Tu étais à ton poste, me regardant arriver.

Nous avons partagé nos mots de désespoir devant l’inhumanité qui s’étend.

Je te citais Rousseau, pour dire que je voulais encore croire au sursaut.


Nous aurions tant de choses à nous dire avant de disparaître !


Tant de choses retenues depuis tant d’années, qui mériteraient d’être dites, écrites, clamées.

Derrière les masques de l’absurdité, les regards vont en chemin de tristesse.

Les mots ravalés sous l’obligation de vivre sans visage perdent leur saveur.

Ils ne disent plus rien et doivent être criés.

Les nuits se font longues en ce territoire sans humanité.

Injecteront-ils le cocktail létal qui fera disparaître ce grand oeuvre qu’est la vie.


Nous aurions tant de choses à nous dire pour, tel phénix, renaître des cendres répandues.


Quelque chose de subtil qui tiendrait le fil de l’amour et de l’amitié dans un rayon de tendresse partagé.

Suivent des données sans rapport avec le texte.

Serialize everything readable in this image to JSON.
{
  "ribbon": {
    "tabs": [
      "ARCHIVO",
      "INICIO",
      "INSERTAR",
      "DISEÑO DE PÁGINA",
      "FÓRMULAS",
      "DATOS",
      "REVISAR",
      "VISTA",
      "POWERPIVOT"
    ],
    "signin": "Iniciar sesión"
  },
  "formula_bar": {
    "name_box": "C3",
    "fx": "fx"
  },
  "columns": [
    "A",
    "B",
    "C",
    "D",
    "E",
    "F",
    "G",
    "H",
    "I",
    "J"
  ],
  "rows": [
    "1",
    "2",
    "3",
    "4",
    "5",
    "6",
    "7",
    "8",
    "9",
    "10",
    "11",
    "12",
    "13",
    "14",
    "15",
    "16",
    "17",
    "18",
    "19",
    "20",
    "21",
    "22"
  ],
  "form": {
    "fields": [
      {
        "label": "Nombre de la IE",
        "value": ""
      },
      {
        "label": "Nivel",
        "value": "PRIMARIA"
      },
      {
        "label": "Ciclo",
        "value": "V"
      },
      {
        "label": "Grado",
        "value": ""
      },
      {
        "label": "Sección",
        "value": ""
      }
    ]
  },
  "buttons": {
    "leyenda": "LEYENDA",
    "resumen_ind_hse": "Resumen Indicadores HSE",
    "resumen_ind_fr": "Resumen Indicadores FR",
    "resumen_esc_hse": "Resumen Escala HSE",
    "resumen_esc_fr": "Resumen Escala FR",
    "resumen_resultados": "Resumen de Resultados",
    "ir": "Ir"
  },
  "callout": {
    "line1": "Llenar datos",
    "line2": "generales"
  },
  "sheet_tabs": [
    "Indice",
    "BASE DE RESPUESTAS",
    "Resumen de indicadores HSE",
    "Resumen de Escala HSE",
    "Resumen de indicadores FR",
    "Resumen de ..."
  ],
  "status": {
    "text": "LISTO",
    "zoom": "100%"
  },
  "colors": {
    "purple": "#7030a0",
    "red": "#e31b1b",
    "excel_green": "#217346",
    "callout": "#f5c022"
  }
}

Quelque chose qui tiendrait du soupir de soulagement d’avoir traversé la tempête et nous découvrir vivants.

Plus que jamais vivants.


Xavier Lainé


1er-2 décembre 2020


jeudi 17 décembre 2020

Entre crépuscule et aurore 1

 








Entre le crépuscule et l'aurore il n'est qu'une nuit

Qu’importe la traversée, le tout est d’arriver au port.


Je marchais.

Sur une clôture pendait un panneau : « propriété privée ».

Mais privée de quoi ?


Je marchais.

À qui pourrait bien appartenir la terre ?

De quel droit un titre m’autoriserait à en exclure quelque habitant ?


Je marchais.

Le grand chêne m’accueillit entre ses racines.

Des brumes couvraient l’horizon.

Jamais les cimes n’avaient été si sèches.

Pas l’ombre d’une maigre couche de neige sur les sommets.


Ça ne fait pas souci ?

Je marchais.

Vous alliez masqués et yeux craintifs sur un chemin forestier.

Peur d’être contaminé, mais par quoi ?


Contaminés, nous le sommes déjà qui ne pouvons nous passer des futilités commerciales.

Mon poème embrasse les cimes nues, les branches encore automnales.

Mes pas traversent d’une rive à l’autre du jour.

La nuit parfois se fait longue qui obscurcit vies et pensées.


Mon poème voudrait savoir vous rencontrer, quelque part entre le crépuscule et l’aurore.